The issue is whether Microsoft Corp. and SAP can bring declaratory judgment actions for non-infringement when 72 of their customers were sued over the use of the technology giants' software. Microsoft and SAP argue that patent assertion entity DataTern Inc. targeted their customers—but not them—because the customers would be more likely to pay nuisance-value settlements.
Reflecting the charged debate surrounding troll litigation and the pressure on the judiciary to devise solutions, the Nov. 4 arguments set off fireworks, with Chief Judge Randall Rader accusing DataTern of running a "lucrative patent milking business" and Judge Kimberly Ann Moore calling Microsoft and SAP's arguments "crazy."
If DataTern really is a troll that puts the squeeze on timid companies, "why would Microsoft think it has legally adverse interests?" Moore asked Microsoft and SAP's lawyer, Edward Reines. "You clearly are a litigate-to-the-death sort of company, so why would you be worried that DataTern was coming after you?"
Reines, a partner at Weil, Gotshal & Manges, argued that mass customer litigation by PAEs is shaking public confidence in the legal system.
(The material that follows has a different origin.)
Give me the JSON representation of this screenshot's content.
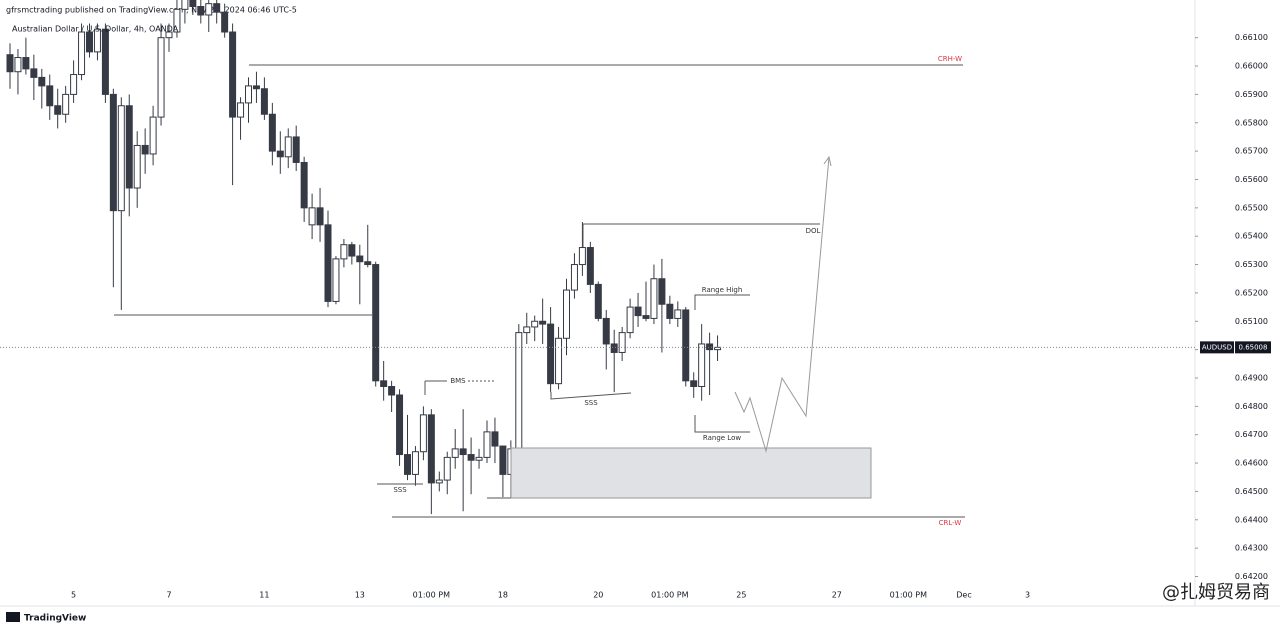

Because DataTern was suing customers indiscriminately, and some of them were demanding indemnification from Microsoft and SAP, the companies met the standard for the court to exercise declaratory judgment jurisdiction, he argued.
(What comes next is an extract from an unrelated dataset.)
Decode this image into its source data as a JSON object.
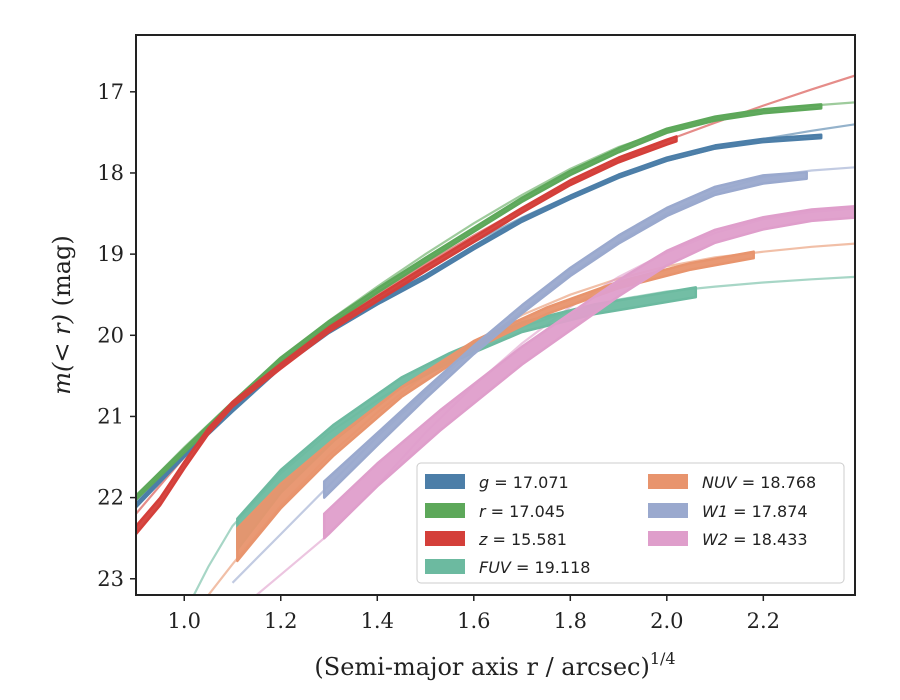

Chief Judge Rader sounded sympathetic. "As a matter of policy, don't we prefer a single suit against a supplier, rather than letting you sue dozens and dozens of customers, and avoid the person you're ultimately after?" he asked DataTern attorney Erik Belt, a McCarter & English partner.
The third member of the panel, Judge Sharon Prost, did not join the discussion on jurisdiction.
DataTern is a subsidiary of U.K. venture capital company Amphion Innovations that was created to monetize IP that originates with Amphion's partner companies. The company brought suit in the Eastern District of Texas against a host of Fortune 500 companies that use Microsoft and SAP software, asserting its own patents for "facilitating the interaction of object oriented software with relational databases." It's not the Microsoft and SAP products per se that infringe, DataTern contends, but the manner in which the customers configured them.
Microsoft and SAP say DataTern brought scattershot claims without investigating the individual configurations. The tech giants brought actions for declaratory relief in the Southern District of New York. Judge Katherine Forrest granted them summary judgment last year.
In the meantime, patent litigation has grown into a prominent political issue. The White House's June 2013 report "Patent Assertion and U.S. Innovation" specifically cites the problem of PAEs suing customers, rather than manufacturers, and House Judiciary Chairman Bob Goodlatte has identified such suits as "an abusive patent litigation tactic."Chief Judge Rader, who has said repeatedly that the courts are capable or reining in "troll" litigation on their own, sounded sensitive to the issue last week as the court heard DataTern v. Microsoft and DataTern v. SAP.